Ingredients
- 1kg boneless lamb shoulder, cut into chunks or slow cooked whole as I do when I have the time (pictured)
- Sea salt & fresh cracked pepper
- 1 onion, finely chopped
- 1 cup bone broth (see page 56 for recipe)
- 2 cans coconut cream
- ½ cup cashews, ground
- 1 cinnamon stick
- ¼ tsp ground turmeric
- 4 tbsp ginger powder, ground
- 6 garlic cloves, chopped
- ¼ tsp sea salt
- 3 tbsp garam masala (can buy premade from a good quality spice shop – My Souk Drawer in Newcastle Mall makes his own)
- 8 cardamom pods, bruised
- 5 cloves, whole
- 1 tbsp coriander seeds
- 2 tsp cumin seeds
- 1 pinch saffron threads
- 2 tbsp coconut oil or ghee
Worth the effort with all the herbs!
Method
- In a small bowl, mix together the ginger powder, crushed garlic, and salt. Set aside until needed.
- Lightly dry fry your garam marsala paste until it smells fragrant, then add in the cardoon pods and cloves. Heat for 1 minute.

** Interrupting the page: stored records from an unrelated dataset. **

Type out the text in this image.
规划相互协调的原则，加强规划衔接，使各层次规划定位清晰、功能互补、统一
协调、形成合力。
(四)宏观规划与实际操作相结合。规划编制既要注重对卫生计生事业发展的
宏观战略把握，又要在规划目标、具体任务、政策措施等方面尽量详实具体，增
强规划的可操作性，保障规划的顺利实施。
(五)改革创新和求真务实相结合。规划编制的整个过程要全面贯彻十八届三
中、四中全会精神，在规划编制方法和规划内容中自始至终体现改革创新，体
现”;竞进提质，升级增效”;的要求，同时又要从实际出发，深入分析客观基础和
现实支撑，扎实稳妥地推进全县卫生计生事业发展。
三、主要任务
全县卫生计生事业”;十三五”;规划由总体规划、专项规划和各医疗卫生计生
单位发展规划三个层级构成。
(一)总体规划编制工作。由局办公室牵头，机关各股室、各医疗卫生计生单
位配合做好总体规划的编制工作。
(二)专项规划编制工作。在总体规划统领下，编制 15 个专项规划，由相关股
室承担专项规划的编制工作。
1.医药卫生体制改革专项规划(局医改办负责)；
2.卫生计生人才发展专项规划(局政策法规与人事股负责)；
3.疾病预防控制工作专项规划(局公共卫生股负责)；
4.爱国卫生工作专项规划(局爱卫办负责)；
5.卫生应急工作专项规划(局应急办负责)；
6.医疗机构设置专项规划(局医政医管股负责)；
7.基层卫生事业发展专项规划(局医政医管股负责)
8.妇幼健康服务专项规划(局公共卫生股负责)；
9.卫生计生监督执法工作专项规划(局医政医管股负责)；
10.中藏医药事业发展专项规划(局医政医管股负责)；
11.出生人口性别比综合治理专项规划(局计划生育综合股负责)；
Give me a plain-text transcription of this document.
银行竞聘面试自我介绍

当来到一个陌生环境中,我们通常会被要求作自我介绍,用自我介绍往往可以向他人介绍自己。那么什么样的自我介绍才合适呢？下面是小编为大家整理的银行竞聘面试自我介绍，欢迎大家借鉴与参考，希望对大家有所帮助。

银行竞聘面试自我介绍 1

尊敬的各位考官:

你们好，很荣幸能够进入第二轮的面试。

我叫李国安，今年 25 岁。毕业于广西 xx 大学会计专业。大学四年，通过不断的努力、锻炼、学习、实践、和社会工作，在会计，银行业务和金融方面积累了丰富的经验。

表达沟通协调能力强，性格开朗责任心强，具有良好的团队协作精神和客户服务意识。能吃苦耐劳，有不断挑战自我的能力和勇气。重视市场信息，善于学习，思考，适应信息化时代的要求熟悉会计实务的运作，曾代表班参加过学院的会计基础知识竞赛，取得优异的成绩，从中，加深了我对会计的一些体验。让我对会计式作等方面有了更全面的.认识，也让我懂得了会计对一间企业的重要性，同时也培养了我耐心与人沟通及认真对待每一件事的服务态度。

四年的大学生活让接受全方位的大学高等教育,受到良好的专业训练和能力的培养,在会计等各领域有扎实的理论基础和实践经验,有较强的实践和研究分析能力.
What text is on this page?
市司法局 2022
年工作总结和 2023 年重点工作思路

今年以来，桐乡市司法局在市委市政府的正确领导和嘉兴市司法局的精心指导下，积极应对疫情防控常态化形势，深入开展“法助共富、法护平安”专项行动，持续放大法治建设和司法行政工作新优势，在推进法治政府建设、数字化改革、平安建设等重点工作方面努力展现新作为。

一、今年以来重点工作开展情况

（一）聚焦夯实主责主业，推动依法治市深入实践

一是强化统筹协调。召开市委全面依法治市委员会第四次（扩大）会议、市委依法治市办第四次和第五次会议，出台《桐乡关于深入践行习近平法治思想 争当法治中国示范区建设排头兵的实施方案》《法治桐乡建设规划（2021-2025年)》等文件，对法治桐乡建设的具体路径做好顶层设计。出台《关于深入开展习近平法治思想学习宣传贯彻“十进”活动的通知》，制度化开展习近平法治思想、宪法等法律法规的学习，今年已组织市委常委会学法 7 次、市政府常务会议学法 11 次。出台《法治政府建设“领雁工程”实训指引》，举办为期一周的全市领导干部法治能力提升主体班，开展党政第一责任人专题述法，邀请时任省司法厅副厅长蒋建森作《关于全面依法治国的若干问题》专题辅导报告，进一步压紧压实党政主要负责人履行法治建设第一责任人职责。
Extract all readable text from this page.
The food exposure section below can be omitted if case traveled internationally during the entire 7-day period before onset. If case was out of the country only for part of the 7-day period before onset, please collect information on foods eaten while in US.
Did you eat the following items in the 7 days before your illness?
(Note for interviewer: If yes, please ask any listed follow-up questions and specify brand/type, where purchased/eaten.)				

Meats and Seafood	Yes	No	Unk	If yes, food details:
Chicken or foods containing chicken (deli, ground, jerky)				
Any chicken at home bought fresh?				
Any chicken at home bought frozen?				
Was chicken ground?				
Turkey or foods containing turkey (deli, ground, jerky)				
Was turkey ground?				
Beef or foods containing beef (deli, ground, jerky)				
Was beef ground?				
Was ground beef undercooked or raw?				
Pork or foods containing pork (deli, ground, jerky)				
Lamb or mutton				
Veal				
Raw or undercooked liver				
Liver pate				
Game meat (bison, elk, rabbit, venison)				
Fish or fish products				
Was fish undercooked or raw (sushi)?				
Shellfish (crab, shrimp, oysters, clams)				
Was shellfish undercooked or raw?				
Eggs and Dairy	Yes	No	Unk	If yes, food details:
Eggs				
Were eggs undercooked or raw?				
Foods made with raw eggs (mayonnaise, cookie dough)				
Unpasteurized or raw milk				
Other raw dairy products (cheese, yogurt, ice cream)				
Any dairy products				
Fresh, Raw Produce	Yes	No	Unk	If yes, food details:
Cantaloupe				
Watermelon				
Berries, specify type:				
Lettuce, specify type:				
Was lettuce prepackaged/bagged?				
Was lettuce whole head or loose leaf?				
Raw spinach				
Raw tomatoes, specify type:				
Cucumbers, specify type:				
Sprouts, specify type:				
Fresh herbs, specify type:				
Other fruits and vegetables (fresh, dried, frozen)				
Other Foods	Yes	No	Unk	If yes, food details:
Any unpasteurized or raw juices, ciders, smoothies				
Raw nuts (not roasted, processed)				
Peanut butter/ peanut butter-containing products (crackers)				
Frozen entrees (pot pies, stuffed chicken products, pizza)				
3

- Shake the pan and add the coriander and cumin seeds for a further minute.
- Transfer to a plate to cool, then grind to a powder using a mortar and pestle and set aside.
- Put the saffron in a small bowl and cover with 2 tablespoons of warm water. Set aside and let it soak for at least 10 minutes.
- Melt 1 tablespoon of the coconut oil or ghee in a large saucepan over medium heat and season the lamb with salt & pepper. When the oil or ghee is hot but not smoking, add the lamb in batches and brown for 1–2 minutes on each side.
- Once the lamb is browned on all sides, transfer to a plate. If wanting to slow cook the lamb, put it in the pressure cooker for 2 hours or in the oven for 4–6 hours covered in foil.
- Add the remaining oil or ghee to the pan, along with the onion, reduce the heat to medium-low, and cook, stirring occasionally, for 5 minutes.
- Stir in the ginger and garlic paste and cook for 1 more minute.
- Add the garam masala, stir well, and return the lamb to the pan with any juices that have accumulated on the plate.
- Stir well to coat the lamb with the spices. Stir through the stock, coconut milk, ground cashews, cinnamon, saffron with its soaking water, and turmeric and bring to a low simmer. Cover and cook over low heat for 1½ – 2 hours, stirring occasionally.
- Uncover, stir, and if necessary cook uncovered for a few minutes until the sauce is reduced and thick. Season with additional salt & pepper.
Enjoy on its own, or serve with cauliflower rice!